The default save path for the code provided in this article is the logs folder, but there is an instability issue with Colab, where disconnection occurs after a period of time running.

If the weights are saved in the logs folder in the original root directory, the disconnected network is trained in vain when it occurs, wasting a lot of time.

You can soft connect google cloud drive to the root directory, then the weights remain in the cloud drive even if you disconnect.

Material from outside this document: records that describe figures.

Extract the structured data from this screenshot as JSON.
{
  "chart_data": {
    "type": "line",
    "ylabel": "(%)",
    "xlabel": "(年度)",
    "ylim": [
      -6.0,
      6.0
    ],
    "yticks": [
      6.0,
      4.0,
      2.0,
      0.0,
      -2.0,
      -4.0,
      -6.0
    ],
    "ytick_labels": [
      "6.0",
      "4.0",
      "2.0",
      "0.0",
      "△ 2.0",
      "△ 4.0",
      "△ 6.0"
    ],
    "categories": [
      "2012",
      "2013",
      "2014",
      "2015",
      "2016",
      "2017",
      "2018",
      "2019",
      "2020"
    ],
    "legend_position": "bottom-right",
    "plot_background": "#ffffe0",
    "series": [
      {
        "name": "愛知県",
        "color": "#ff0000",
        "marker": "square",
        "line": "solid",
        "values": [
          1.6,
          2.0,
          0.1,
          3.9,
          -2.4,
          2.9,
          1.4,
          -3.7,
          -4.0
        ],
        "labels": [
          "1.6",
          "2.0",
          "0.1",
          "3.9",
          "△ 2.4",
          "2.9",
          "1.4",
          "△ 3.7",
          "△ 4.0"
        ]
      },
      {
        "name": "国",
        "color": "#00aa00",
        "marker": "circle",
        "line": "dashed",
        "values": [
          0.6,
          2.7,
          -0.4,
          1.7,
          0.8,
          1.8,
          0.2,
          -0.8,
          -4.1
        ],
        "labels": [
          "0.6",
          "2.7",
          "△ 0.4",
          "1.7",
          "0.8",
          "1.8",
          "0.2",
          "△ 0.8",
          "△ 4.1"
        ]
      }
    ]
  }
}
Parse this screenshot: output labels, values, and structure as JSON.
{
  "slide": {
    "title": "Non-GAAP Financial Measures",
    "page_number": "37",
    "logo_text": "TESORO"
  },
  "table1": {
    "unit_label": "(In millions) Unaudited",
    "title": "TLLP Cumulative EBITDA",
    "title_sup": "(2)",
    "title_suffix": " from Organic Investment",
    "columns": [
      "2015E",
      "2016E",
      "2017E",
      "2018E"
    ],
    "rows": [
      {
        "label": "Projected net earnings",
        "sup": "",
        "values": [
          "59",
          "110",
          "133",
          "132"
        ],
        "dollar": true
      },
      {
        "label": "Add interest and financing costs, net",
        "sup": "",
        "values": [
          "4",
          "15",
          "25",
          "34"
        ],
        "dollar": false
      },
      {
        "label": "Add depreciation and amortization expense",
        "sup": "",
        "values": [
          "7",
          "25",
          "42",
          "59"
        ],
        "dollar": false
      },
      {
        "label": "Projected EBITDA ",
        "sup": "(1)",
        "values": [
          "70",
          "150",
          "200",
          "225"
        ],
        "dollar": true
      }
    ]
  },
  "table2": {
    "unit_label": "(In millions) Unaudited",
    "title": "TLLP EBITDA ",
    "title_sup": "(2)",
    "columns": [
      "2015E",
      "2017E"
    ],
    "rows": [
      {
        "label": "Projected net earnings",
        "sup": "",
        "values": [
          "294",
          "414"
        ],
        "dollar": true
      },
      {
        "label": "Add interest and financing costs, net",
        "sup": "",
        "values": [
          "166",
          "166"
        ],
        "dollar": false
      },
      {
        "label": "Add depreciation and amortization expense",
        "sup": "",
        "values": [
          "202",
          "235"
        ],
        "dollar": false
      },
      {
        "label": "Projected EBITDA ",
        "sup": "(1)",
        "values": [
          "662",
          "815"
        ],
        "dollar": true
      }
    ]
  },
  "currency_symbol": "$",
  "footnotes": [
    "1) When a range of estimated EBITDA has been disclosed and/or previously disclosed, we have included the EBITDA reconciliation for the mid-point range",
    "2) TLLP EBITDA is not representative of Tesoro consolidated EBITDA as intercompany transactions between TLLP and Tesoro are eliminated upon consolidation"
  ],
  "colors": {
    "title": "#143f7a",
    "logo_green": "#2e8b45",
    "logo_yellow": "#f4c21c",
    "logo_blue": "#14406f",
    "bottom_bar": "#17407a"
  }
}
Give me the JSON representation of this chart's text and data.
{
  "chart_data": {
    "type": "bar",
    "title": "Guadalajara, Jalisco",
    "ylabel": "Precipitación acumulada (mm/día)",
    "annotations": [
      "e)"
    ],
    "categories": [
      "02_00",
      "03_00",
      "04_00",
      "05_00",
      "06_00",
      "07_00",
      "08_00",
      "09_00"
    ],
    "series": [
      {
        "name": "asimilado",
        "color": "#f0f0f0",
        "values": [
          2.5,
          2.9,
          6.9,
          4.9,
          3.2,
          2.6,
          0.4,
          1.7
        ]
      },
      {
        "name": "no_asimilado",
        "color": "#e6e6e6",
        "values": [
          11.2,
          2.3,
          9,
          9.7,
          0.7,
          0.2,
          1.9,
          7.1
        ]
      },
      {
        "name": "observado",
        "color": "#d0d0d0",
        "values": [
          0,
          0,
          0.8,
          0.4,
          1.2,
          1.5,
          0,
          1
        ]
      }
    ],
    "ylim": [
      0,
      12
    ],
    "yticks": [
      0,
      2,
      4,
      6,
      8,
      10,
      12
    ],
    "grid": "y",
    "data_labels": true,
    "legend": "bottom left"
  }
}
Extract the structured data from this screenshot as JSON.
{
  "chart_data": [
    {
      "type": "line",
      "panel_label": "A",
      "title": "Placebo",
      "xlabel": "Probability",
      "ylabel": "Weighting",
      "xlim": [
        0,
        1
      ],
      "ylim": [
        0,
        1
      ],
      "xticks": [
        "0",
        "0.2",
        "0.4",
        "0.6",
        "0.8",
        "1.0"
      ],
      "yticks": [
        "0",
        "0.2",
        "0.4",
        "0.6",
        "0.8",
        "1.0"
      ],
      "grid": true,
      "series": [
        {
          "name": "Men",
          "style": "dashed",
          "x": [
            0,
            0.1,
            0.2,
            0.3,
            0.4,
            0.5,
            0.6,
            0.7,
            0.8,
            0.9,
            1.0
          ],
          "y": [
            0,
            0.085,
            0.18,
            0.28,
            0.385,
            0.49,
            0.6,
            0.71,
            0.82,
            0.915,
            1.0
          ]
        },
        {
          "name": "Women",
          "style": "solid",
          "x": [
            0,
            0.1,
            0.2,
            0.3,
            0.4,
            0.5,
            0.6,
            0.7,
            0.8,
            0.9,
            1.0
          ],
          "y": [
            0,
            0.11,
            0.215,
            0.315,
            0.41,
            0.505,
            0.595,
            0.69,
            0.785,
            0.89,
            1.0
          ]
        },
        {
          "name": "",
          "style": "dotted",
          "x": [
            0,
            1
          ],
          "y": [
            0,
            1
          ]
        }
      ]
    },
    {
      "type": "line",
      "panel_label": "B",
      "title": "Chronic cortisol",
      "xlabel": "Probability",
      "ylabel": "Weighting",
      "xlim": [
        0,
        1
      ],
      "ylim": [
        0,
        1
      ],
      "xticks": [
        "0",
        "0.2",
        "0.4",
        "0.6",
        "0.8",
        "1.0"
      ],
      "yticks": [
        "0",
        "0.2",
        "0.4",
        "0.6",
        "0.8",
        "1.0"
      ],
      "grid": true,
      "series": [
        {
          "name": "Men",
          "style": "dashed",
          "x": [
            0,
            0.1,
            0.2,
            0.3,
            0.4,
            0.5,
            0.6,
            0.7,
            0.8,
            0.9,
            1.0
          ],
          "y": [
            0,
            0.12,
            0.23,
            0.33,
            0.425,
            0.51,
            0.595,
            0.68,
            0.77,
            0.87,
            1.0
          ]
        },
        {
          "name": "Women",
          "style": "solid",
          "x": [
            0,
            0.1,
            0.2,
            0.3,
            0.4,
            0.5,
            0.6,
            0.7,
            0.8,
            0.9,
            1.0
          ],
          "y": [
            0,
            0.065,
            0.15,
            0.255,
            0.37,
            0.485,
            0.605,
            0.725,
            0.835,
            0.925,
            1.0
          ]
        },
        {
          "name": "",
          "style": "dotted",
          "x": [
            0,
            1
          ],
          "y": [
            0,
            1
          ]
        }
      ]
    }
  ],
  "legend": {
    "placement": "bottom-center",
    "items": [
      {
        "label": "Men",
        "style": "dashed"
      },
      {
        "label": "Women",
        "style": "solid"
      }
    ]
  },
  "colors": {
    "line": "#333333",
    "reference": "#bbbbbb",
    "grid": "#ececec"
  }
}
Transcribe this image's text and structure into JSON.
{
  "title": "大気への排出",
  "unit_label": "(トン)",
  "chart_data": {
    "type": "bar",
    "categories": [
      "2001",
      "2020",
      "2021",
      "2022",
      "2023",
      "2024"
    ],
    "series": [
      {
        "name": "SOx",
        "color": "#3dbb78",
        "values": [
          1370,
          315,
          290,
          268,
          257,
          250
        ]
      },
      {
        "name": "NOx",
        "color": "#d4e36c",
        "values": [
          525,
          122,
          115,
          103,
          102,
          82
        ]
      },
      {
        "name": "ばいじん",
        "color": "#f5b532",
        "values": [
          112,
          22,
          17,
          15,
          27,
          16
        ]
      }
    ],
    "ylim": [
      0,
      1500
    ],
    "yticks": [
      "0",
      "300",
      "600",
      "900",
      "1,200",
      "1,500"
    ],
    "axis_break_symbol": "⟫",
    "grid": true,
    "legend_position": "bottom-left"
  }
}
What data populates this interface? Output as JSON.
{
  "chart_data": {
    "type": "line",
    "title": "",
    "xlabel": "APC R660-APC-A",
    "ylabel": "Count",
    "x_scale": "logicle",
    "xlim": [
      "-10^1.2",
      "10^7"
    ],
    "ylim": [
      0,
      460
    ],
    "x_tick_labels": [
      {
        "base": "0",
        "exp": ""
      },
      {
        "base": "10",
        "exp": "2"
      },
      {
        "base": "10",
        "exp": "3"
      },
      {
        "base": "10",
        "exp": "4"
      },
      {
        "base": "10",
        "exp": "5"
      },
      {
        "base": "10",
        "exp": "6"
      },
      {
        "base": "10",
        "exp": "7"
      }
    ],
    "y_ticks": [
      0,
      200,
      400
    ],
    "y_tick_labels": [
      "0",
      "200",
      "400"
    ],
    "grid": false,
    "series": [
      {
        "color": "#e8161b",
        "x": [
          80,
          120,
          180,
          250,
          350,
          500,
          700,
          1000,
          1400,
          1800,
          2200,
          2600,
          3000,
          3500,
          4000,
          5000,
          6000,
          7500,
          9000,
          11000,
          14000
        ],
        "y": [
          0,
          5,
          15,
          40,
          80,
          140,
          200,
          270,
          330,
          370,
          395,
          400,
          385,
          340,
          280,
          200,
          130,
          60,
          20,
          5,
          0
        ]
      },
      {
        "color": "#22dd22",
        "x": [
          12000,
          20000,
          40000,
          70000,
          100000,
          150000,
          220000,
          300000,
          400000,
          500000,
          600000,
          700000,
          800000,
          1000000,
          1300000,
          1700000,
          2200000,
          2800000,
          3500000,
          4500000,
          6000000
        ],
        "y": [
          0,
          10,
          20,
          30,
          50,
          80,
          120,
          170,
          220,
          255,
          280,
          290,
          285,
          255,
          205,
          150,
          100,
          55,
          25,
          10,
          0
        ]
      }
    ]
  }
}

This article was preceded by the creation of the logs folder in the cloud drive. Link that folder over.

!rm -rf logs
!ln -s /content/gdrive/MyDrive/Models/yolov4-tiny-pytorch/logs logs

III. Starting training

1. Handling of labeled documents

Open the voc_annotation.py file, and since we're now using the VOC dataset directly, and we've already divided the training set validation set and test set, we'll set the annotation_mode to 2.

Then enter the commands to complete the labeling process and generate 2007_train.txt and 2007_val.txt.

!python voc_annotation.py

2. Handling of training documents

Processing the training file consists of three main sections:

1. Use of pre-training documents.

2, save the cycle of settings, this setting is because the cloud disk storage space is limited, every generation will lead to save storage space full out.

a. Use of pre-training documents

First modify the model_path to point to the weights file we uploaded to Google Cloud Drive. In the left file bar, find models/yolov4-tiny-pytorch/model_data and copy the weights path.

Replace model_path on the right.

b. Setting of the retention period

There are some repositories have completed the update, added every how many generations of the save parameter, directly modify the save_period can be, in this article, we set the save_period to 4, that is, every 4 generations to save.

Warehouses that haven't been updated yet can only be saved for each generation, remember to go to the google cloud drive and delete them once in a while.

3. Start training

Type it inside the notebook at this point:

!python 

Ready to start training.

What about disconnections?

1. Anti-dropout measures

I've heard that you can reduce the frequency of dropouts by auto-clicking.

In Google colab's press F12, click on the webpage's console and paste the following code:

function ConnectButton(){
	("Connect pushed");
	("#top-toolbar > colab-connect-button").("#connect").click()
}
setInterval(ConnectButton,60000);

2, finished or dropped ah?

There's not much you can do about it. Cheap stuff is bound to have its downside.

Just follow the steps and do it again, then set the pre-training weights to the trained weights file inside the logs folder.

In addition to this, parameters such as Init_epoch need to be adjusted.

summarize

Training with Colab is more important to deal with the relationship between the path, find which file where, where the folder's execution directory, you can run up the program is relatively simple, but Colab does have the problem of disconnection, we need to save the file at all times, so I will save the weights directly on the cloud drive, so that it will not be lost.

Above is Pytorch using Google Colab to train neural networks deep learning in detail, more information about Pytorch training Google Colab neural networks please pay attention to my other related articles!